Tomato Recipes


From Joanne Weir's You Say Tomato,
published by Broadway Books

Uncooked Tomato or Pasta Sauce
Delicate fresh no-cook tomato sauces like this one are a perfect foil for fresh poached shellfish tossed with spaghetti, linguine, or fettuccine. Makes about 3 cups.

  • 3 large ripe red or yellow tomatoes, diced
  • 1 garlic clove, minced
  • 2 tablespoons chopped fresh basil
  • 1/2 small red onion, diced
  • 2 tablespoons balsamic vinegar
  • 1 tablespoon chopped fresh flat-leaf parsley
  • 1 tablespoon extra virgin olive oil
  • Coarse salt and freshly ground black pepper to taste

    Place all of the ingredients in a large bowl and mix together. Leave at room temperature for at least 2 hours before serving. Use the sauce the same day that you make it. Refrigerate but bring to room temperature before serving.

    Grilled Bread with Tomatoes and Olive Oil
    In every village in Spain, they make a simple tapa called "pan con tomate", bread with tomatoes. Thick slabs of country-style bread are toasted over a wood fire until lightly golden. Then tomato halves are smeared all over the toast, leaving the seeds, juice, and pulp, and the bread is rubbed with garlic and fruity Spanish olive oil. As an optional garnish, thin slices of Manchego cheese can be added. Manchego cheese is a sheep's milk cheese available in many well-stocked cheese shops. Also Spanish olives, anchovies, or Spanish ham or prosciutto make a nice garnish.

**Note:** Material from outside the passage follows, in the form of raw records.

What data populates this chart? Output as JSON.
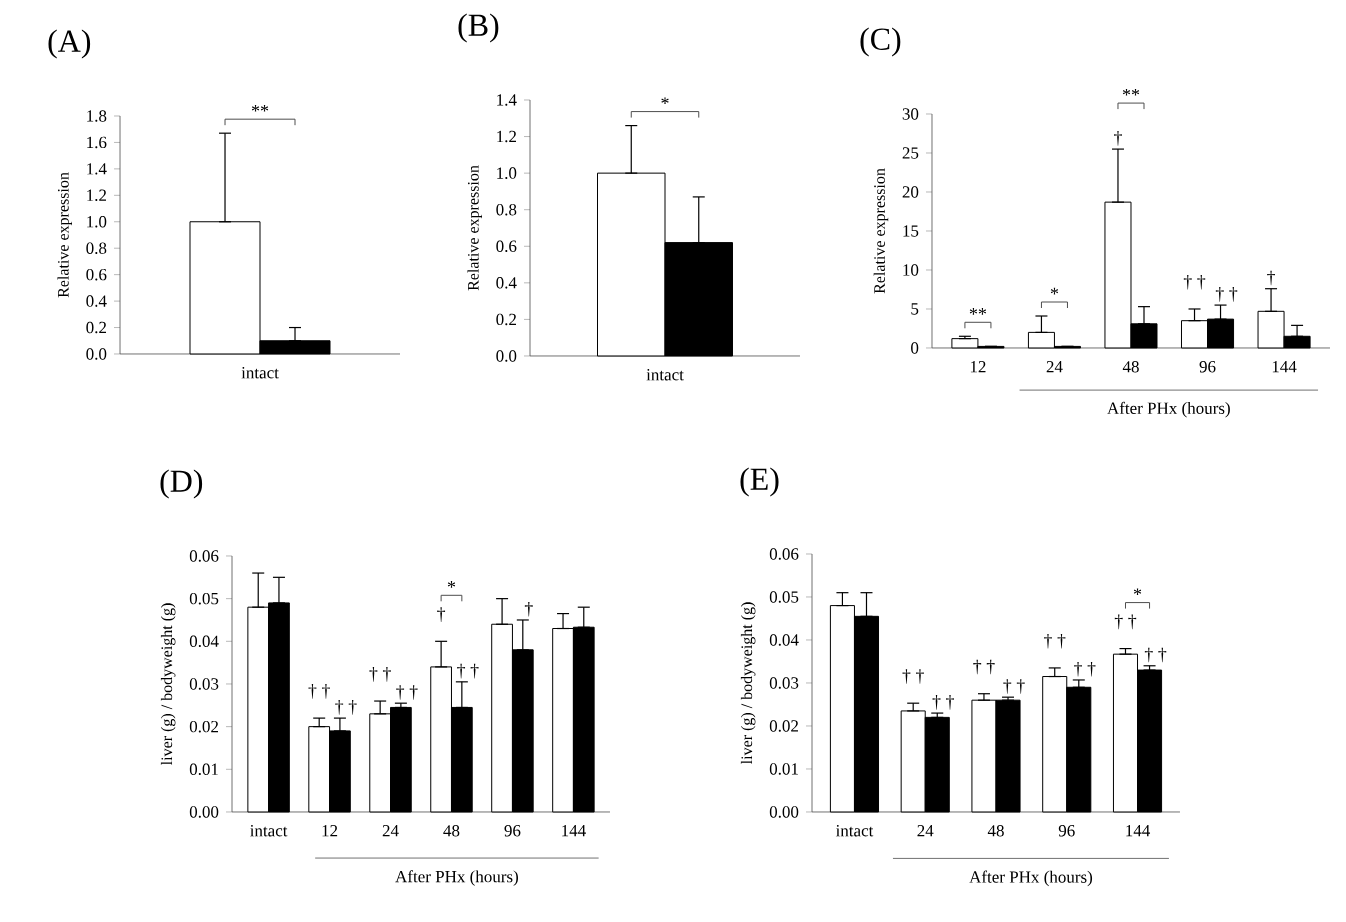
{
  "chart_data": [
    {
      "type": "bar",
      "title": "(A)",
      "ylabel": "Relative expression",
      "categories": [
        "intact"
      ],
      "series": [
        {
          "color": "#ffffff",
          "values": [
            1.0
          ],
          "errors": [
            [
              1.0,
              1.67
            ]
          ]
        },
        {
          "color": "#000000",
          "values": [
            0.1
          ],
          "errors": [
            [
              0.1,
              0.2
            ]
          ]
        }
      ],
      "ylim": [
        0,
        1.8
      ],
      "yticks": [
        {
          "value": 0,
          "label": "0.0"
        },
        {
          "value": 0.2,
          "label": "0.2"
        },
        {
          "value": 0.4,
          "label": "0.4"
        },
        {
          "value": 0.6,
          "label": "0.6"
        },
        {
          "value": 0.8,
          "label": "0.8"
        },
        {
          "value": 1.0,
          "label": "1.0"
        },
        {
          "value": 1.2,
          "label": "1.2"
        },
        {
          "value": 1.4,
          "label": "1.4"
        },
        {
          "value": 1.6,
          "label": "1.6"
        },
        {
          "value": 1.8,
          "label": "1.8"
        }
      ],
      "annotations": [
        "**"
      ]
    },
    {
      "type": "bar",
      "title": "(B)",
      "ylabel": "Relative expression",
      "categories": [
        "intact"
      ],
      "series": [
        {
          "color": "#ffffff",
          "values": [
            1.0
          ],
          "errors": [
            [
              1.0,
              1.26
            ]
          ]
        },
        {
          "color": "#000000",
          "values": [
            0.62
          ],
          "errors": [
            [
              0.62,
              0.87
            ]
          ]
        }
      ],
      "ylim": [
        0,
        1.4
      ],
      "yticks": [
        {
          "value": 0,
          "label": "0.0"
        },
        {
          "value": 0.2,
          "label": "0.2"
        },
        {
          "value": 0.4,
          "label": "0.4"
        },
        {
          "value": 0.6,
          "label": "0.6"
        },
        {
          "value": 0.8,
          "label": "0.8"
        },
        {
          "value": 1.0,
          "label": "1.0"
        },
        {
          "value": 1.2,
          "label": "1.2"
        },
        {
          "value": 1.4,
          "label": "1.4"
        }
      ],
      "annotations": [
        "*"
      ]
    },
    {
      "type": "bar",
      "title": "(C)",
      "ylabel": "Relative expression",
      "xlabel": "After PHx (hours)",
      "categories": [
        "12",
        "24",
        "48",
        "96",
        "144"
      ],
      "series": [
        {
          "color": "#ffffff",
          "values": [
            1.2,
            2.0,
            18.7,
            3.5,
            4.7
          ],
          "errors": [
            [
              1.2,
              1.5
            ],
            [
              2.0,
              4.1
            ],
            [
              18.7,
              25.5
            ],
            [
              3.5,
              5.0
            ],
            [
              4.7,
              7.6
            ]
          ]
        },
        {
          "color": "#000000",
          "values": [
            0.2,
            0.2,
            3.1,
            3.7,
            1.5
          ],
          "errors": [
            null,
            null,
            [
              3.1,
              5.3
            ],
            [
              3.7,
              5.5
            ],
            [
              1.5,
              2.9
            ]
          ]
        }
      ],
      "ylim": [
        0,
        30
      ],
      "yticks": [
        0,
        5,
        10,
        15,
        20,
        25,
        30
      ],
      "annotations": [
        "**",
        "*",
        "†",
        "**",
        {
          "text": "† †",
          "x": "96",
          "y": 3.5
        },
        {
          "text": "† †",
          "x": "96",
          "y": 3.7
        },
        {
          "text": "†",
          "x": "144",
          "y": 4.7
        }
      ]
    },
    {
      "type": "bar",
      "title": "(D)",
      "ylabel": "liver (g) / bodyweight (g)",
      "xlabel": "After PHx (hours)",
      "categories": [
        "intact",
        "12",
        "24",
        "48",
        "96",
        "144"
      ],
      "series": [
        {
          "color": "#ffffff",
          "values": [
            0.048,
            0.02,
            0.023,
            0.034,
            0.044,
            0.043
          ],
          "errors": [
            [
              0.048,
              0.056
            ],
            [
              0.02,
              0.022
            ],
            [
              0.023,
              0.026
            ],
            [
              0.034,
              0.04
            ],
            [
              0.044,
              0.05
            ],
            [
              0.043,
              0.0465
            ]
          ]
        },
        {
          "color": "#000000",
          "values": [
            0.049,
            0.019,
            0.0245,
            0.0245,
            0.038,
            0.0433
          ],
          "errors": [
            [
              0.049,
              0.055
            ],
            [
              0.019,
              0.022
            ],
            [
              0.0245,
              0.0255
            ],
            [
              0.0245,
              0.0305
            ],
            [
              0.038,
              0.045
            ],
            [
              0.0433,
              0.048
            ]
          ]
        }
      ],
      "ylim": [
        0,
        0.06
      ],
      "yticks": [
        {
          "value": 0,
          "label": "0.00"
        },
        {
          "value": 0.01,
          "label": "0.01"
        },
        {
          "value": 0.02,
          "label": "0.02"
        },
        {
          "value": 0.03,
          "label": "0.03"
        },
        {
          "value": 0.04,
          "label": "0.04"
        },
        {
          "value": 0.05,
          "label": "0.05"
        },
        {
          "value": 0.06,
          "label": "0.06"
        }
      ],
      "annotations": [
        {
          "text": "† †",
          "x": "12",
          "y": 0.02
        },
        {
          "text": "† †",
          "x": "12",
          "y": 0.019
        },
        {
          "text": "† †",
          "x": "24",
          "y": 0.023
        },
        {
          "text": "† †",
          "x": "24",
          "y": 0.0245
        },
        {
          "text": "†",
          "x": "48",
          "y": 0.034
        },
        "*",
        {
          "text": "† †",
          "x": "48",
          "y": 0.0245
        },
        {
          "text": "†",
          "x": "96",
          "y": 0.038
        }
      ]
    },
    {
      "type": "bar",
      "title": "(E)",
      "ylabel": "liver (g) / bodyweight (g)",
      "xlabel": "After PHx (hours)",
      "categories": [
        "intact",
        "24",
        "48",
        "96",
        "144"
      ],
      "series": [
        {
          "color": "#ffffff",
          "values": [
            0.048,
            0.0235,
            0.026,
            0.0315,
            0.0367
          ],
          "errors": [
            [
              0.048,
              0.051
            ],
            [
              0.0235,
              0.0253
            ],
            [
              0.026,
              0.0275
            ],
            [
              0.0315,
              0.0335
            ],
            [
              0.0367,
              0.038
            ]
          ]
        },
        {
          "color": "#000000",
          "values": [
            0.0455,
            0.022,
            0.026,
            0.029,
            0.033
          ],
          "errors": [
            [
              0.0455,
              0.051
            ],
            [
              0.022,
              0.023
            ],
            [
              0.026,
              0.0267
            ],
            [
              0.029,
              0.0307
            ],
            [
              0.033,
              0.034
            ]
          ]
        }
      ],
      "ylim": [
        0,
        0.06
      ],
      "yticks": [
        {
          "value": 0,
          "label": "0.00"
        },
        {
          "value": 0.01,
          "label": "0.01"
        },
        {
          "value": 0.02,
          "label": "0.02"
        },
        {
          "value": 0.03,
          "label": "0.03"
        },
        {
          "value": 0.04,
          "label": "0.04"
        },
        {
          "value": 0.05,
          "label": "0.05"
        },
        {
          "value": 0.06,
          "label": "0.06"
        }
      ],
      "annotations": [
        {
          "text": "† †",
          "x": "24",
          "y": 0.0235
        },
        {
          "text": "† †",
          "x": "24",
          "y": 0.022
        },
        {
          "text": "† †",
          "x": "48",
          "y": 0.026
        },
        {
          "text": "† †",
          "x": "48",
          "y": 0.026
        },
        {
          "text": "† †",
          "x": "96",
          "y": 0.0315
        },
        {
          "text": "† †",
          "x": "96",
          "y": 0.029
        },
        {
          "text": "† †",
          "x": "144",
          "y": 0.0367
        },
        "*",
        {
          "text": "† †",
          "x": "144",
          "y": 0.033
        }
      ]
    }
  ]
}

Serves 6.

  • 2 garlic cloves
  • Coarse salt
  • 1/4 cup extra virgin olive oil
  • Twelve 3/4-inch-thick slices country-style bread
  • 6 very ripe red tomatoes, halved
  • Freshly ground black pepper

    Optional garnish, choose one or a combination:
  • 1/2 cup green Spanish olives
  • 12 anchovy fillets, soaked in cold water for 10 minutes, drained, and patted dry
  • 6 paper-thin slices Spanish ham or prosciutto
  • 12 paper-thin slices Manchego

    Preheat the broiler or an outdoor grill. In a mortar and pestle, mash the garlic with a pinch of salt. Mix in the oil.

    Broil or grill the bread until golden brown. Cup a tomato half in your palm, rub both sides of one toast with the tomato, squeezing slightly as you go to leave the pulp, seeds, and juice. Repeat with the remaining tomatoes and toasts. Drizzle the olive oil over one side of the toasts and sprinkle with salt and pepper. Serve immediately, with the optional garnishes, if desired.

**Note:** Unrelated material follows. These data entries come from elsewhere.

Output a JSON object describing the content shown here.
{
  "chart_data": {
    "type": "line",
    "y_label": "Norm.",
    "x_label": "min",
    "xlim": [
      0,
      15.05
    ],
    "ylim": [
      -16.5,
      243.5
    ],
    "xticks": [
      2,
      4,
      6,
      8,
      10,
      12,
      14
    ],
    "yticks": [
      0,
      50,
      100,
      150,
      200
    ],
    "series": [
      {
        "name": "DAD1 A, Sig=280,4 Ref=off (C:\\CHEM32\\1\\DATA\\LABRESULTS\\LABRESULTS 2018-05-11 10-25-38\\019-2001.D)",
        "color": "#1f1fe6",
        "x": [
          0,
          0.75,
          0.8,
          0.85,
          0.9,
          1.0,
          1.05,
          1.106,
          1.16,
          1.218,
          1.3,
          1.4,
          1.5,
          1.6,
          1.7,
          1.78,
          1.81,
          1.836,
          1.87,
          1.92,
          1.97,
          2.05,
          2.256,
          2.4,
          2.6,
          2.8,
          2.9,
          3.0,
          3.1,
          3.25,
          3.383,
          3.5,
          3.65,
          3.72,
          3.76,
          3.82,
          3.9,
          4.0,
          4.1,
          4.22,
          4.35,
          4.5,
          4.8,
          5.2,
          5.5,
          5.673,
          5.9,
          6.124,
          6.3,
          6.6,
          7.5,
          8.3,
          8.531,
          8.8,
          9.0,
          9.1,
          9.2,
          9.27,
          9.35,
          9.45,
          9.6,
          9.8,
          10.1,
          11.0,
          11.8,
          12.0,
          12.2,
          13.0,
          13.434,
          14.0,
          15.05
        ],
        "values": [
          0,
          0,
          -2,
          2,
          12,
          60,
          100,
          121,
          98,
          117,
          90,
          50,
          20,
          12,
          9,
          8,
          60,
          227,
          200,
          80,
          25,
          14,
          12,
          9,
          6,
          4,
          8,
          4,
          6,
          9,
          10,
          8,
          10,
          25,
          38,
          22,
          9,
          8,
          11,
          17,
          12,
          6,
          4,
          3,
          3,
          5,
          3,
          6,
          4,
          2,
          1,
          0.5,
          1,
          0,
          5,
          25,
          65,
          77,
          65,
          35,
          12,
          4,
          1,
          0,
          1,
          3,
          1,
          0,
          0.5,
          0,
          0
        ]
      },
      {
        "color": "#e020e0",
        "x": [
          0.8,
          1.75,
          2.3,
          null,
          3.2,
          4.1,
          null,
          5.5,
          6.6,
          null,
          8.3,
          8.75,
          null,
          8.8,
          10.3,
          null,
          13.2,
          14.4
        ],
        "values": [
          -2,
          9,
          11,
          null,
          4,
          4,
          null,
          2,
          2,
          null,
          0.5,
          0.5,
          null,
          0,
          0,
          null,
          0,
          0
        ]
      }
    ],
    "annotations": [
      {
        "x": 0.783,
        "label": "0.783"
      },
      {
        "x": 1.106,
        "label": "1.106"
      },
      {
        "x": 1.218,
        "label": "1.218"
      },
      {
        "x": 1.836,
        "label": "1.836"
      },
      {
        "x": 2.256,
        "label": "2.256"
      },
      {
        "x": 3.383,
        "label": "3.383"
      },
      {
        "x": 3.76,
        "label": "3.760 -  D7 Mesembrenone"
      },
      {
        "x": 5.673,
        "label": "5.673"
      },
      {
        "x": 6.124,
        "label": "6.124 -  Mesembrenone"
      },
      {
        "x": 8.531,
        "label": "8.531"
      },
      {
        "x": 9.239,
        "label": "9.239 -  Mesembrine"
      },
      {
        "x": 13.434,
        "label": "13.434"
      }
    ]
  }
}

    Tomato Upside-Down Spice Cake

    This old-timey tomato cake is one my great-grandmother used to make with heirloom tomatoes from her garden. Much ahead of her time, she didn't know that the tomatoes she grew would be chic one hundred years later. Serves 8 to 10.

    Topping:
  • 4 tablespoons unsalted butter
  • 1/4 cup packed brown sugar
  • 2 teaspoons grated fresh ginger
  • 2 small ripe red tomatoes, peeled, seeded, and thinly sliced

    Cake:
  • 1 1/2 cups all-purpose flour
  • 2 teaspoons baking powder
  • Large pinch of salt
  • 1 teaspoon ground ginger
  • 1/2 teaspoon ground cloves
  • 1/4 teaspoon ground cinnamon
  • 1/4 teaspoon ground mace
  • 8 tablespoons (1 stick) unsalted butter, at room temperature
  • 3/4 cup sugar
  • 1/2 cup molasses
  • 2 large eggs, separated
  • 1 teaspoon vanilla
  • 1/2 cup milk
  • 1 cup heavy cream
  • 1 tablespoon confectioners' sugar
  • A few drops of vanilla

    Preheat the oven to 350 F. Butter a 9-inch round cake pan. For the topping, melt the butter, brown sugar, and ginger in the cake pan over medium-low heat. Cover with a single layer of the tomato slices. If you have more tomatoes, reserve for another use.

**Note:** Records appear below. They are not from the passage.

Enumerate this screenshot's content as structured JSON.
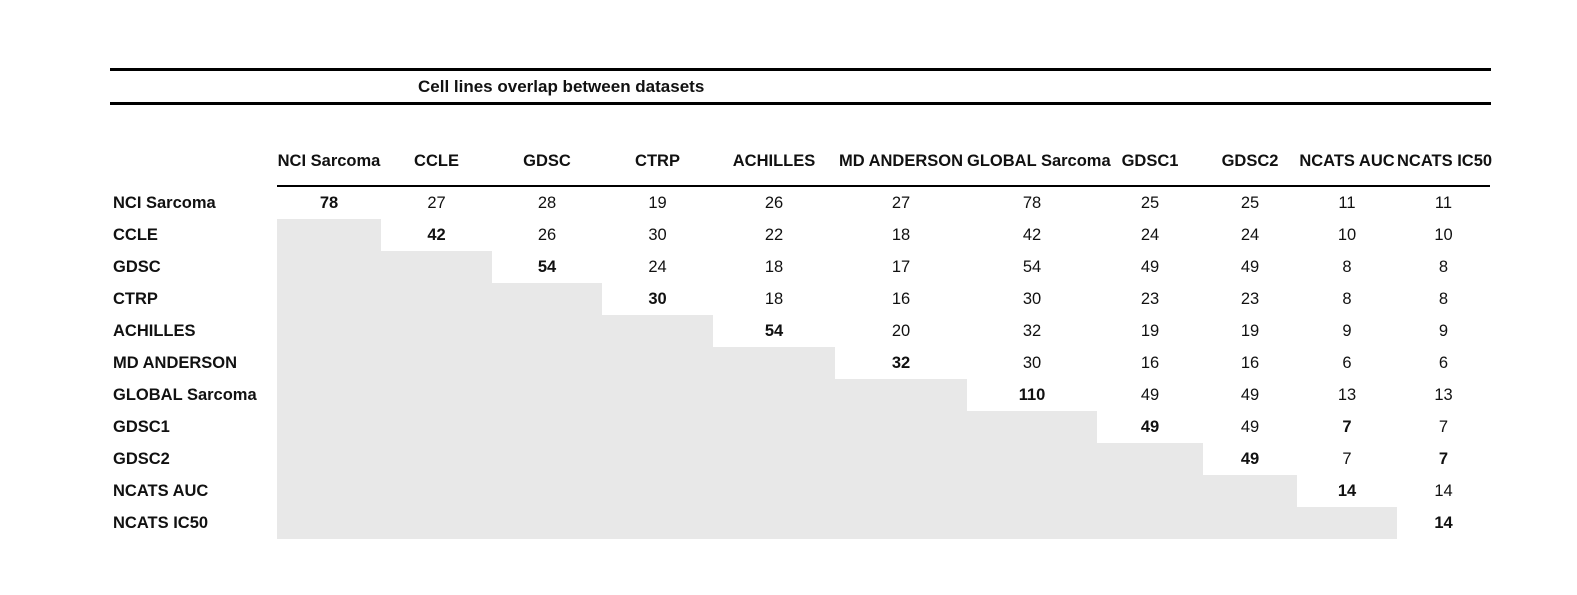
{
  "title": "Cell lines overlap between datasets",
  "colors": {
    "shaded_cell": "#e8e8e8",
    "rule": "#000000",
    "background": "#ffffff"
  },
  "chart_data": {
    "type": "table",
    "title": "Cell lines overlap between datasets",
    "layout": "upper-triangular overlap matrix; diagonal values bold; lower triangle shaded gray with no values",
    "columns": [
      "NCI Sarcoma",
      "CCLE",
      "GDSC",
      "CTRP",
      "ACHILLES",
      "MD ANDERSON",
      "GLOBAL Sarcoma",
      "GDSC1",
      "GDSC2",
      "NCATS AUC",
      "NCATS IC50"
    ],
    "rows": [
      {
        "label": "NCI Sarcoma",
        "values": [
          78,
          27,
          28,
          19,
          26,
          27,
          78,
          25,
          25,
          11,
          11
        ],
        "bold_cols": [
          0
        ]
      },
      {
        "label": "CCLE",
        "values": [
          null,
          42,
          26,
          30,
          22,
          18,
          42,
          24,
          24,
          10,
          10
        ],
        "bold_cols": [
          1
        ]
      },
      {
        "label": "GDSC",
        "values": [
          null,
          null,
          54,
          24,
          18,
          17,
          54,
          49,
          49,
          8,
          8
        ],
        "bold_cols": [
          2
        ]
      },
      {
        "label": "CTRP",
        "values": [
          null,
          null,
          null,
          30,
          18,
          16,
          30,
          23,
          23,
          8,
          8
        ],
        "bold_cols": [
          3
        ]
      },
      {
        "label": "ACHILLES",
        "values": [
          null,
          null,
          null,
          null,
          54,
          20,
          32,
          19,
          19,
          9,
          9
        ],
        "bold_cols": [
          4
        ]
      },
      {
        "label": "MD ANDERSON",
        "values": [
          null,
          null,
          null,
          null,
          null,
          32,
          30,
          16,
          16,
          6,
          6
        ],
        "bold_cols": [
          5
        ]
      },
      {
        "label": "GLOBAL Sarcoma",
        "values": [
          null,
          null,
          null,
          null,
          null,
          null,
          110,
          49,
          49,
          13,
          13
        ],
        "bold_cols": [
          6
        ]
      },
      {
        "label": "GDSC1",
        "values": [
          null,
          null,
          null,
          null,
          null,
          null,
          null,
          49,
          49,
          7,
          7
        ],
        "bold_cols": [
          7,
          9
        ]
      },
      {
        "label": "GDSC2",
        "values": [
          null,
          null,
          null,
          null,
          null,
          null,
          null,
          null,
          49,
          7,
          7
        ],
        "bold_cols": [
          8,
          10
        ]
      },
      {
        "label": "NCATS AUC",
        "values": [
          null,
          null,
          null,
          null,
          null,
          null,
          null,
          null,
          null,
          14,
          14
        ],
        "bold_cols": [
          9
        ]
      },
      {
        "label": "NCATS IC50",
        "values": [
          null,
          null,
          null,
          null,
          null,
          null,
          null,
          null,
          null,
          null,
          14
        ],
        "bold_cols": [
          10
        ]
      }
    ]
  }
}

    For the cake, sift the flour, baking powder, salt, ginger, cloves, cinnamon, and mace together. Cream the butter and sugar together in a large bowl. Add the molasses, then add the egg yolks one yolk at a time, beating well after each addition. Add the vanilla and mix well. Add the milk alternately with the dry ingredients, beating well after each addition.

    Beat the egg whites until stiff. Fold the whites into the cake batter. Spread the batter over the tomatoes and bake until a skewer inserted into the center comes out clean, 45 to 50 minutes.

    Let the cake cool for at least 15 minutes, then run a knife around the edges of the pan to loosen it. Turn the cake over onto a serving platter and let it sit, still in the pan, for another 5 minutes. Remove the pan.

    To serve, whip the cream and flavor with the confectioners' sugar and vanilla. Cut the cake into wedges and serve the cream on the side.